In an emergency application to the Supreme Court, the solicitor general, Noel J. Francisco, asked the justices to step in, the Times said. Francisco said Judge Alsup’s order was an “extraordinary departure from bedrock principles governing judicial review of federal agency action,” given the practical burdens it imposed and in its intrusion into the administration’s internal deliberations.
In its opinion on Wednesday, the US Supreme Court noted that the administration had produced just 256 pages of documents, of which “nearly 200 pages consist of published opinions from various federal courts.”
In setting aside the Ninth Circuit’s ruling, the Supreme Court said it was not expressing any views on the merits of the dispute.
On Friday, Republican U.S. Senate Majority Leader Mitch McConnell said he’s committed to allowing a vote on a bill for DACA recipients, otherwise known as “Dreamers,” in January.
But McConnell said he sees no rush to resolve the deportation threat posed by Trump’s decision to end the program protecting Caribbean and other immigrants brought to the United States illegally as children.
“There isn’t that much of an emergency there,” he said. “There is no emergency until March. We’ll keep talking about it.”
Trump called for phasing out by March the Obama-era program that allows the young immigrants, many of them longtime residents, to get two-year deferrals of any deportation threat so they can legally attend school or work. Beneficiaries must be vetted for security purposes, according to the Los Angeles Times.
Trump told the US Congress to come up with a legislative alternative for DACA, which President Obama created by executive order, to protect those currently eligible.
A bipartisan Senate group has been working with the White House, but talks stalled this week amid administration demands for curbs on legal immigration flows in exchange for protecting the DACA recipients, the Los Angeles Times said.
Dreamers and immigrant advocates stormed the Capitol on Thursday pressing for the help promised by Trump and Democratic congressional leaders that failed to materialize in the year’s final legislatio
“We’ve been gridlocked on this issue for years,” McConnell said. “We want to have a signature. We don’t just want to spin our wheels and have nothing to show for it.”
Meantime, Catholic Archbishop of Chicago Cardinal Blase Cupich said “it would be a horrible injustice” not to give amnesty to the immigrants shielded from deportation by the President Obama-created DACA program.
In an interview with Obama political strategist David Axelrod, Cardinal Cupich said it is the responsibility of U.S. legislators to grant amnesty to DACA immigrants.

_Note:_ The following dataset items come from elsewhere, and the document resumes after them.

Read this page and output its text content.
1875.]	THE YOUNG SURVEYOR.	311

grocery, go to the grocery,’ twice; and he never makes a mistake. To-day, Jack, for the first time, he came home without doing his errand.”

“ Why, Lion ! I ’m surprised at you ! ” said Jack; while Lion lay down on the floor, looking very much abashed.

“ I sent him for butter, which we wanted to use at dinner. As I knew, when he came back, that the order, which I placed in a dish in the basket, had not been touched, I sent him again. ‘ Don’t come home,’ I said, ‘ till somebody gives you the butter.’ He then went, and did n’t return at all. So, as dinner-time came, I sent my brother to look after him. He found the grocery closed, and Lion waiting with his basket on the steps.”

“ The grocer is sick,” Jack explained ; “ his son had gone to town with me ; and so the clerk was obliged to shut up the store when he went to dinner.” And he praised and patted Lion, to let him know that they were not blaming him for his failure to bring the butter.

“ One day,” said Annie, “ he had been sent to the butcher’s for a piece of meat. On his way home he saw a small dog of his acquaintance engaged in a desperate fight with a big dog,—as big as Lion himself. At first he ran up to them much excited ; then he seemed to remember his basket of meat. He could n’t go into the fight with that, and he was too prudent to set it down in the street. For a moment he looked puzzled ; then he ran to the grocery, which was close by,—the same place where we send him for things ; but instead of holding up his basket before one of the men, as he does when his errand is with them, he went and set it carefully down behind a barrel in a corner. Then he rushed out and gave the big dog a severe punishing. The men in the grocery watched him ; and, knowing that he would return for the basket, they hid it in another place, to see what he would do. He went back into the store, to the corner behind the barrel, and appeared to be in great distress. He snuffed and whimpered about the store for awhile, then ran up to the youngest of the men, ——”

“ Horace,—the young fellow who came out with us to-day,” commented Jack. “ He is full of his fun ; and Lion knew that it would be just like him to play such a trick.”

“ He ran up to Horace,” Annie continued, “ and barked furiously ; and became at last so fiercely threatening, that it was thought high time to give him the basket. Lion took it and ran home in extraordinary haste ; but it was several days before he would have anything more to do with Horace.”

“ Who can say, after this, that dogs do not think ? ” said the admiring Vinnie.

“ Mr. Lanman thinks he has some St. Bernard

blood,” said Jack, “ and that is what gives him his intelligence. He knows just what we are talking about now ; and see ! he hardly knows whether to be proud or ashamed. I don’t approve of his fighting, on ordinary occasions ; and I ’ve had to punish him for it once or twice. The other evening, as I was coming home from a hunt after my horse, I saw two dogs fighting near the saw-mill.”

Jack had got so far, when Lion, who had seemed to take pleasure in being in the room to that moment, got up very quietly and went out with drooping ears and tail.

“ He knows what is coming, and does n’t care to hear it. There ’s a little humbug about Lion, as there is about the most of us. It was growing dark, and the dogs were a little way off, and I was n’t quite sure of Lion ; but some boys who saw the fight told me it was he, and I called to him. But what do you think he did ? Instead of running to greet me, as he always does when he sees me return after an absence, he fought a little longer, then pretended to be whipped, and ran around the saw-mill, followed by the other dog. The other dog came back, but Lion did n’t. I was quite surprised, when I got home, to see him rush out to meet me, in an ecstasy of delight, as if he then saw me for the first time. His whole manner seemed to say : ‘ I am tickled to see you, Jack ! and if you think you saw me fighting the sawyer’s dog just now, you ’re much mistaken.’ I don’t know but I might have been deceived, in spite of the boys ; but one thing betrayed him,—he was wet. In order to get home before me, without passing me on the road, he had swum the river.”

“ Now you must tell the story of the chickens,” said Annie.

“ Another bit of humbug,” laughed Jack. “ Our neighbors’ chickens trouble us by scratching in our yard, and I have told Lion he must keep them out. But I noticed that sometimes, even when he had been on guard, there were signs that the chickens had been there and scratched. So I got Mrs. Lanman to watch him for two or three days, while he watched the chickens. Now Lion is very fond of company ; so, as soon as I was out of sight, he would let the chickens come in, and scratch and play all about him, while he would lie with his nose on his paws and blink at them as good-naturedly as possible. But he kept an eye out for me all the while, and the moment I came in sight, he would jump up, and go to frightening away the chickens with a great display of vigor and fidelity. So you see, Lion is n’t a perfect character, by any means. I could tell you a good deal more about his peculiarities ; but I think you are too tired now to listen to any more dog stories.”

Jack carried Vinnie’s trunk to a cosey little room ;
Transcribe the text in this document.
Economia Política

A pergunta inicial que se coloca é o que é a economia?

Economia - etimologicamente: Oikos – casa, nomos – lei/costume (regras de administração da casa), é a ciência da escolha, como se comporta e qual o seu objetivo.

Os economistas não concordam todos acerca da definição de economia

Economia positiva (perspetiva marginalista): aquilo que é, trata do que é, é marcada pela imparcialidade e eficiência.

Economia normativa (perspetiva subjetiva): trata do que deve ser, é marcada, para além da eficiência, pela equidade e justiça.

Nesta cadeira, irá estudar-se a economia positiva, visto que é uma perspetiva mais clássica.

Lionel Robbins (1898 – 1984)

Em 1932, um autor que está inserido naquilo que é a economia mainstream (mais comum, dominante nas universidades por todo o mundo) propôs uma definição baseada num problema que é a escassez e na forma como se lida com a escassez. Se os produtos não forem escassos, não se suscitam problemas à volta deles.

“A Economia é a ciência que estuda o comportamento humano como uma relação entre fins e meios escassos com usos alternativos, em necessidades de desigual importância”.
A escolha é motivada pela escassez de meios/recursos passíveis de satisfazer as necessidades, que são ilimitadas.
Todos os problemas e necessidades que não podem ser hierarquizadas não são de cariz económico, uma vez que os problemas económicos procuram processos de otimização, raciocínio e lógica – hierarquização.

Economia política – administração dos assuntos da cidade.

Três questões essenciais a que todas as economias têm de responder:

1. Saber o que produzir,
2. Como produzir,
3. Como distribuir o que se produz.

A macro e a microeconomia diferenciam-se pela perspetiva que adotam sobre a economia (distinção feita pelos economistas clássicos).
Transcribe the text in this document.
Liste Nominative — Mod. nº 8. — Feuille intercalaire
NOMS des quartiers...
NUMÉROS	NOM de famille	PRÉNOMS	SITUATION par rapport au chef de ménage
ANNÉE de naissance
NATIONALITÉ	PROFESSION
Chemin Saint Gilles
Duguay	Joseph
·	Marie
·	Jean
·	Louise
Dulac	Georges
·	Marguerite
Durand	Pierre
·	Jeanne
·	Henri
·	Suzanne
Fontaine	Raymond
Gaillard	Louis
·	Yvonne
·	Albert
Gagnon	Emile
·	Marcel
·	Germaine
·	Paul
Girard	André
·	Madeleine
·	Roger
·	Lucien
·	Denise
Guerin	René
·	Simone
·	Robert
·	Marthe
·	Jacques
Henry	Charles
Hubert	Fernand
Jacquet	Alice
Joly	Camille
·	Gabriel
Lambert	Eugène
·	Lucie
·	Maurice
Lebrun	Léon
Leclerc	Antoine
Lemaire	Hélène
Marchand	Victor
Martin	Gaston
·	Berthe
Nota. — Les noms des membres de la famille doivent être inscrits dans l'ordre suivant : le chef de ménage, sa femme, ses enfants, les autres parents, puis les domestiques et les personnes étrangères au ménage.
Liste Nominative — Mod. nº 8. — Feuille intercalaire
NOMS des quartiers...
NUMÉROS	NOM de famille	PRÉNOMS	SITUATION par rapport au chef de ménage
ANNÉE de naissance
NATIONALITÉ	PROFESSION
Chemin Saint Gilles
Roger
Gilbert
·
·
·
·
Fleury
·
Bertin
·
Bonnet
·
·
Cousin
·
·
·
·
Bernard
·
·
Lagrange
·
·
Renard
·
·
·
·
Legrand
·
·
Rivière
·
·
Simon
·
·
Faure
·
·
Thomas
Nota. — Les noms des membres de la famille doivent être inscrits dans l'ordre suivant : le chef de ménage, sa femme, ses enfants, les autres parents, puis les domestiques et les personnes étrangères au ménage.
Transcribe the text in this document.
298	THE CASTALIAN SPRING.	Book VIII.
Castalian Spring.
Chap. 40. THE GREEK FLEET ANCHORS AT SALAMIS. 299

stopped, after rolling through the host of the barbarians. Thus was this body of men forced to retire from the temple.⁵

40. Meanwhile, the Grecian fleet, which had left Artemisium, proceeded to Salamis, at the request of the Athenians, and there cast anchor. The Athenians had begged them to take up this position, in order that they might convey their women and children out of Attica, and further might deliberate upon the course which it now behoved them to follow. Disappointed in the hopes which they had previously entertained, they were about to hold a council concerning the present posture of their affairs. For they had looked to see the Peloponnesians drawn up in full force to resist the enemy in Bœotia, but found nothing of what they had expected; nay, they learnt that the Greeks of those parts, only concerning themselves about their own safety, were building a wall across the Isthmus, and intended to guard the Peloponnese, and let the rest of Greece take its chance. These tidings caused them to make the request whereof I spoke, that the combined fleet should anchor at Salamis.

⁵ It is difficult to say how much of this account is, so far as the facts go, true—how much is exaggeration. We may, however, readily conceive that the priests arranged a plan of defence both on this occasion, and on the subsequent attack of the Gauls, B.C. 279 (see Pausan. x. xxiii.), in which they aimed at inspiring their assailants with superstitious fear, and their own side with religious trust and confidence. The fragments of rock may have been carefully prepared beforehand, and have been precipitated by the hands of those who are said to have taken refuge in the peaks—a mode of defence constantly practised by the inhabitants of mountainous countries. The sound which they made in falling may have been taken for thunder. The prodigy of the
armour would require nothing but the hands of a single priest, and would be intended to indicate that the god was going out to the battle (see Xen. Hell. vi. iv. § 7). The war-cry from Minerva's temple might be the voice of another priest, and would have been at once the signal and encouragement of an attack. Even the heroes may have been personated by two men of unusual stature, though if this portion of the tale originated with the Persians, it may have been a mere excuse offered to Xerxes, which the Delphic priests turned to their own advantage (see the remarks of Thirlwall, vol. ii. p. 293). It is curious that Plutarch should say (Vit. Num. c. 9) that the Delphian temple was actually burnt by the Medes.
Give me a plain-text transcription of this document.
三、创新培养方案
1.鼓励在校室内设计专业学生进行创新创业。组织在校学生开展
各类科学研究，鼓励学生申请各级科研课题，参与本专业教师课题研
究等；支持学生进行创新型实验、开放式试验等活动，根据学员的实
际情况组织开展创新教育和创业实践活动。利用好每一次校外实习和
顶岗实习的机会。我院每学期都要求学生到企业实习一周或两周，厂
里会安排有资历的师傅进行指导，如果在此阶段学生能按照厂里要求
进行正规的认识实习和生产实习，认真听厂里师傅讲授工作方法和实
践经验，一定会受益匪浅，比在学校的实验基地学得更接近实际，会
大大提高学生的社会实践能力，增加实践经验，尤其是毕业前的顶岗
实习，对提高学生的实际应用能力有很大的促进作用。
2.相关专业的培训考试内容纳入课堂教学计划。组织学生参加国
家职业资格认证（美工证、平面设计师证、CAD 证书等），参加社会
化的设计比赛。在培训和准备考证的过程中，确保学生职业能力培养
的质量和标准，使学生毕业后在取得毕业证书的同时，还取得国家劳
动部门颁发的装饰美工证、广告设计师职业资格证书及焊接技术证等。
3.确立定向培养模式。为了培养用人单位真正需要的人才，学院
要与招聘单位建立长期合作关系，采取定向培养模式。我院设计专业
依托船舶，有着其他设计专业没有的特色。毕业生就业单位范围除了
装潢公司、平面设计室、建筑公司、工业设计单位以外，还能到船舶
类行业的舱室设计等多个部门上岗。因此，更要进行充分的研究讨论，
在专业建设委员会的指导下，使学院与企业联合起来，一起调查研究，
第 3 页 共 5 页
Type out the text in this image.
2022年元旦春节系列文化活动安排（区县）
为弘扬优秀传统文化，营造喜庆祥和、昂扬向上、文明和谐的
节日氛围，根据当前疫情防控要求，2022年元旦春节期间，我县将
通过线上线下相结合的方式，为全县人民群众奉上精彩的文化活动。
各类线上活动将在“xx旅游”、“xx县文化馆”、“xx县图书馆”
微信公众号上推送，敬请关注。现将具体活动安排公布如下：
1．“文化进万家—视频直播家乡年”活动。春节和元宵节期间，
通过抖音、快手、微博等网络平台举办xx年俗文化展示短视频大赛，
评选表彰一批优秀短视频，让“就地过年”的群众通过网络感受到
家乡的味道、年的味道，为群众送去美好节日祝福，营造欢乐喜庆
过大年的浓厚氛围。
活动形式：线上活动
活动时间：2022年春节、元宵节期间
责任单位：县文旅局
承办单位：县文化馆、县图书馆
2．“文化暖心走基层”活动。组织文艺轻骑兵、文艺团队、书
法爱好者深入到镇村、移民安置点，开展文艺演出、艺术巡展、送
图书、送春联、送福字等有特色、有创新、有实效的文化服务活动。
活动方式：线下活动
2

“I think it would be a horrible injustice not to fix this problem,” he said Friday. “We have 800,000 young people who came here not of their own volition but by their parents, know no other country and culture, and now to say that they’re going to be deported simply because there is a failure. To humanely deal with this issue would be a great tragedy.
“We’re fighting every day for this and trying to get this on the agenda for the House and the Senate to deal with,” Cardinal Cupich added. “It has to be fixed. And if it’s not by March, we’re going to have thousands of young people every week who are going to be liable for deportation, and the government has the information on them. That should not be.
“We have to rise up and make sure that we do not allow this to happen,” he urged. “This problem should be fixed. And as far as I’m concerned, there really is no alternative but to fix it right away.”